Well, maybe it isn't fair to dismiss this film with seven trite words. It was dull and inane, but the rest of audience seemed to like it, probably because they were all a good thirty years older than the average cinema audience, getting into that time of life when one laughs at jokes because they're familiar, not because they're funny.
It was the presence of such extraordinarily tired jokes that set me thinking. The sets were unimaginative and the acting lacked sparkle, but the really disturbing thing about this movie was the script. The script had all the hallmarks of a forty year old stage play that's been updated for the 21st century cinema... and not very dramatically updated either. However, according to imdb.com, the script was written by Dean Craig, who wasn't even born until 1974. Did someone who is only thirty three really write this script?
Frankly, I'm calling shenannigans... and here's the evidence.
For a start, the action takes place almost entirely in a couple of rooms of a single house. This is a classic sign that betrays the heritage of stage plays adapted for the screen.
Secondly, there's the straight-laced, uptight character who accidentally ingests a hallucinogen in the mistaken belief that it's valium. The hallucinogen is a blend of unspecified drugs, but it's mentioned to contain LSD and ketamine, amongst other things. Leaving aside the fact that ecstacy has been a more popular party drug than LSD for decades, it's the valium that strikes an odd note. Valium was huge in the 50s and 60s, but these days its role as an anti-anxiety medication has been supplanted by its cousin Xanax.
So you have a character taking one old-fashioned drug in the belief that it's another old fashioned drug. In terms of outdated and cliched drug references, the only thing missing is a brazen reference to the birth-control pill.
Thirdly, there's an attempt to blackmail the bereaved family over some photographs that prove the deceased was having a gay affair.
Ahem... this is Britain in 2007. Reveal that someone was having a gay affair and it'll be less scandalous than admitting that he drove an SUV without purchasing carbon offsets.
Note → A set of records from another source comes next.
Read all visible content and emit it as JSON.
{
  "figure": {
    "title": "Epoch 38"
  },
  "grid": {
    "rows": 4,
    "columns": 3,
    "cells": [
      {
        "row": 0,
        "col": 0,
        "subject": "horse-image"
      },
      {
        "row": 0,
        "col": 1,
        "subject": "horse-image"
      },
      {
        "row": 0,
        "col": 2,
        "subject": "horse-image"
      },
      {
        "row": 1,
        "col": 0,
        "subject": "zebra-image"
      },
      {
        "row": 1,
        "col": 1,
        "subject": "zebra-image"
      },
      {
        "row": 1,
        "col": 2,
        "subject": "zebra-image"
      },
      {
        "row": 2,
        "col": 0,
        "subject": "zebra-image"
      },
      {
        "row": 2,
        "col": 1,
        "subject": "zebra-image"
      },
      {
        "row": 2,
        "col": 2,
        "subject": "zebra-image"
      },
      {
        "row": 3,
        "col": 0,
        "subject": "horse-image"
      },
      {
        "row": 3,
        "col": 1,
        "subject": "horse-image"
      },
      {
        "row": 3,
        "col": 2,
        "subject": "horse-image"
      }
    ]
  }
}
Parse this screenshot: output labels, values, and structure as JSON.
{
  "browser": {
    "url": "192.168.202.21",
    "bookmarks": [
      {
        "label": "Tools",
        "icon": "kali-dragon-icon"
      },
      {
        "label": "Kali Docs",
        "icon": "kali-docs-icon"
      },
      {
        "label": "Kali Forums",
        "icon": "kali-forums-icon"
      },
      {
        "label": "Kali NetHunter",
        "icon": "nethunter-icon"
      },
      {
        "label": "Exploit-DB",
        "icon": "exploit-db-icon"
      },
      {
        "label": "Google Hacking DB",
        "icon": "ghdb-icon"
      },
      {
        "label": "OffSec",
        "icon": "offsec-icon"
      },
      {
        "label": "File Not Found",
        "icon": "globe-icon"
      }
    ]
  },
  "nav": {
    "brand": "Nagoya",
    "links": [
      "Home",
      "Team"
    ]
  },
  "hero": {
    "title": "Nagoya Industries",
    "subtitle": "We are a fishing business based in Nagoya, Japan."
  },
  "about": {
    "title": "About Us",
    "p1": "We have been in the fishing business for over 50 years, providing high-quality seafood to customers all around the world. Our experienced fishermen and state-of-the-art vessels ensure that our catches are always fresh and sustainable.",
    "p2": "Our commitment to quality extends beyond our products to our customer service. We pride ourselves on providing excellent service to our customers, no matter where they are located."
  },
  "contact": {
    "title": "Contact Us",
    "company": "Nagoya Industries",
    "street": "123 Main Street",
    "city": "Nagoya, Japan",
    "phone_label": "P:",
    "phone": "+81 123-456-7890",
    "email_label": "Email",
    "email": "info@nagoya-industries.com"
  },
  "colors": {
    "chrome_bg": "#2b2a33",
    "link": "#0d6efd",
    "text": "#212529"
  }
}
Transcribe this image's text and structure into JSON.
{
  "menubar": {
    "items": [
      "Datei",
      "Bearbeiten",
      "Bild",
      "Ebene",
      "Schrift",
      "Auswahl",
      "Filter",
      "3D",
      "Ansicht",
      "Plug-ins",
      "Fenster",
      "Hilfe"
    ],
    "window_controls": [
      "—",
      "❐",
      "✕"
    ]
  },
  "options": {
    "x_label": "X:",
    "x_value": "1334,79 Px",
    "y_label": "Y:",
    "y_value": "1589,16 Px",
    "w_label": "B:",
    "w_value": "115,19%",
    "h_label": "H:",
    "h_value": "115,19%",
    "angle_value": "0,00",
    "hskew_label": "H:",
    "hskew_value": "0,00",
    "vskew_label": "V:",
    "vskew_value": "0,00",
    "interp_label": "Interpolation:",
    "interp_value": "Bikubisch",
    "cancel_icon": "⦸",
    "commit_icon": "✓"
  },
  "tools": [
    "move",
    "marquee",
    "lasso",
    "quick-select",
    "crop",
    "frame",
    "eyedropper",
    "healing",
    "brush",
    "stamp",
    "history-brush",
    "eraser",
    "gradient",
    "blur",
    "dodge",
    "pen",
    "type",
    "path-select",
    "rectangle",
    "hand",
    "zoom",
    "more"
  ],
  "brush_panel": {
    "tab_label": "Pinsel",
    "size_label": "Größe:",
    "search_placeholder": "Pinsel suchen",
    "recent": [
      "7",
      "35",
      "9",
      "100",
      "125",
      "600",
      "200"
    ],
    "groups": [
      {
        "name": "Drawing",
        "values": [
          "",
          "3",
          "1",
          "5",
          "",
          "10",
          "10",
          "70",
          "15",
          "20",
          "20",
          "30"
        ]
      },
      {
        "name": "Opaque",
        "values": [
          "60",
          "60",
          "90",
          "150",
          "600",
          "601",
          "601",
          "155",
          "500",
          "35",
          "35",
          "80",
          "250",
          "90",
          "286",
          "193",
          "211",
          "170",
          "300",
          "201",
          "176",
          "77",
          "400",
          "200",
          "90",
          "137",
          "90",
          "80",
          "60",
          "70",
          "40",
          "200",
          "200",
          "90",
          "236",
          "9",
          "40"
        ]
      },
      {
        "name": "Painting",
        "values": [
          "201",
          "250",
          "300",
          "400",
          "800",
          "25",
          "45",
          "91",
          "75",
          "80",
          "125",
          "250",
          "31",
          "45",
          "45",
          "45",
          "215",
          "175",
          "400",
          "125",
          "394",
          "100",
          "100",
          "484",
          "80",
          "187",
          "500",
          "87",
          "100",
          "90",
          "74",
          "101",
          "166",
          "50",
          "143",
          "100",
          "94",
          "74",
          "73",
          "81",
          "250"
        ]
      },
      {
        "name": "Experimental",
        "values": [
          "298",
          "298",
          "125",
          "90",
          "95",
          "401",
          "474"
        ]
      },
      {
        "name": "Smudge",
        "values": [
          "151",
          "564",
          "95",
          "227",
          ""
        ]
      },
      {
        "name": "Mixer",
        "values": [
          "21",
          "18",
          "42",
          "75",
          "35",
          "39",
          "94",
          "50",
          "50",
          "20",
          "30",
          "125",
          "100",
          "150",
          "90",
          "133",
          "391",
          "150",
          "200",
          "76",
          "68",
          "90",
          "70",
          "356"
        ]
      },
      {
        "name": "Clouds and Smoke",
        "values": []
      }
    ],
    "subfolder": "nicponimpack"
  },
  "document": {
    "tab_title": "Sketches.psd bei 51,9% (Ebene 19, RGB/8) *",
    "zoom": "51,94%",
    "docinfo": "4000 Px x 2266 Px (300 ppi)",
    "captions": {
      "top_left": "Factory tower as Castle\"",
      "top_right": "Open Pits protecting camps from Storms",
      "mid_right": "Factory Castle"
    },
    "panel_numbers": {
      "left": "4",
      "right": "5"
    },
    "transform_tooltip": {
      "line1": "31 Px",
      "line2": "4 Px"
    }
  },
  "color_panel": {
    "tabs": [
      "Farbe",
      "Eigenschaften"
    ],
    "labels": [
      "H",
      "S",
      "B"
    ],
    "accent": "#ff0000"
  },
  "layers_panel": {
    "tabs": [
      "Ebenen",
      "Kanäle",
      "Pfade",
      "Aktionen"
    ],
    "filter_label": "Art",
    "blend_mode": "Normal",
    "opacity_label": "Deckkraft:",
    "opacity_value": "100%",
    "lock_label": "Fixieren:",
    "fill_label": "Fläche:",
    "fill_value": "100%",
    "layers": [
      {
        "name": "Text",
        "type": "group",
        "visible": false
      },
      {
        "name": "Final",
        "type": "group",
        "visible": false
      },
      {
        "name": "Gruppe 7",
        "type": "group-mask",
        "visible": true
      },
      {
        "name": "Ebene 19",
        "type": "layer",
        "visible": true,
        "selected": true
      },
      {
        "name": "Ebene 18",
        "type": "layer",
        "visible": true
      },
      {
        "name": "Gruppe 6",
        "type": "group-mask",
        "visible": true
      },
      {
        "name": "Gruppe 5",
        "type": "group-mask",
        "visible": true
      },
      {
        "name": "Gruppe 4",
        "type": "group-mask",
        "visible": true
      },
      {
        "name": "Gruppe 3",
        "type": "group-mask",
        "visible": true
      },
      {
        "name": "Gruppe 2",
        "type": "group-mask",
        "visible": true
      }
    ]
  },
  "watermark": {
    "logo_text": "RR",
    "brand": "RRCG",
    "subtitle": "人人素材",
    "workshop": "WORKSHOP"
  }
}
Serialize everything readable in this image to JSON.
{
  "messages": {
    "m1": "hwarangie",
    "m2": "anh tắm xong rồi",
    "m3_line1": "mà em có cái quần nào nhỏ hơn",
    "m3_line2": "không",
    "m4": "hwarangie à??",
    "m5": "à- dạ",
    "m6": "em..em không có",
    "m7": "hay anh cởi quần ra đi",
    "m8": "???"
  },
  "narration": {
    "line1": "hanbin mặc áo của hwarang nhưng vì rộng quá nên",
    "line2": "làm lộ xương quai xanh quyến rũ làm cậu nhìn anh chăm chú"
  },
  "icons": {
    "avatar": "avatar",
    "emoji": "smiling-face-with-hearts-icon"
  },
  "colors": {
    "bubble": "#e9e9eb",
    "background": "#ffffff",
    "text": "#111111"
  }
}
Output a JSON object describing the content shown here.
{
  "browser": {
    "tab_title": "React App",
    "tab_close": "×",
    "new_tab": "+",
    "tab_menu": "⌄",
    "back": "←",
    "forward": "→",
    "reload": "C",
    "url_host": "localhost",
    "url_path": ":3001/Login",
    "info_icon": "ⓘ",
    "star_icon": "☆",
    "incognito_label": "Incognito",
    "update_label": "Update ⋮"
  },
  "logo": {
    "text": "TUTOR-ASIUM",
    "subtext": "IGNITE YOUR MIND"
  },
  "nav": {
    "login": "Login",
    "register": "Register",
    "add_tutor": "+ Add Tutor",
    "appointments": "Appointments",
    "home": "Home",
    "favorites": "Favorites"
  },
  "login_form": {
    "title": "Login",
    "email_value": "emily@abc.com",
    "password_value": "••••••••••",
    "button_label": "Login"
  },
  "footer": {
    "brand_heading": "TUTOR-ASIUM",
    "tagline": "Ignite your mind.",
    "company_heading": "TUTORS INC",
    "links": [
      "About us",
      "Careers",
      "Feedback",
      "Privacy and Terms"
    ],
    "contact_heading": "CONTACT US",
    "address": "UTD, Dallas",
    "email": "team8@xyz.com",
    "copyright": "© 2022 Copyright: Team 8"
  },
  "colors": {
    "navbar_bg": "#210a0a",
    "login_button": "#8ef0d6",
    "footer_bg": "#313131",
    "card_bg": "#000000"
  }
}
And on not one but two occasions, characters ask the question "Edward was a gay?". Not "Edward was gay?" but "Edward was a gay?". Nobody says "a gay" any more. People last talked like that in the late 60s, when characters in edgy kitchen sink dramas clearly ennunciated all five syllables in "homosexual" as if it were a complex and unfamiliar chemical compound.
It's also notable that the blackmailer only wants fifteen thousand pounds for his silence and the photos. The last time I looked, fifteen thousand pounds would barely buy you a budget hatchback in Britain, let alone enough money to live on until your next sugar daddy popped up. But forty years ago it was probably enough for a decent little flat in Chelsea, with enough left over for the new album by Sister Groove and the Freakout People.
Could it be that Dean Craig, stuffed with writer's block and desperate to push his fledgling career, came across an old, unproduced script in a library archive, written by some long forgotten Alan Ayckbourn wannabe in 1967? It would have been quite titilating and daring in a middle-class, drawing-room-farce kind of way. Update it with a little gratuitous swearing and some stage directions to show the nudity rather than implying it, and say hello to a big fat MGM royalty cheque.
I'm onto you, Craig. If your next movie makes even a passing reference to "women's libbers" or "free love", I'm calling the Screenwriters Guild.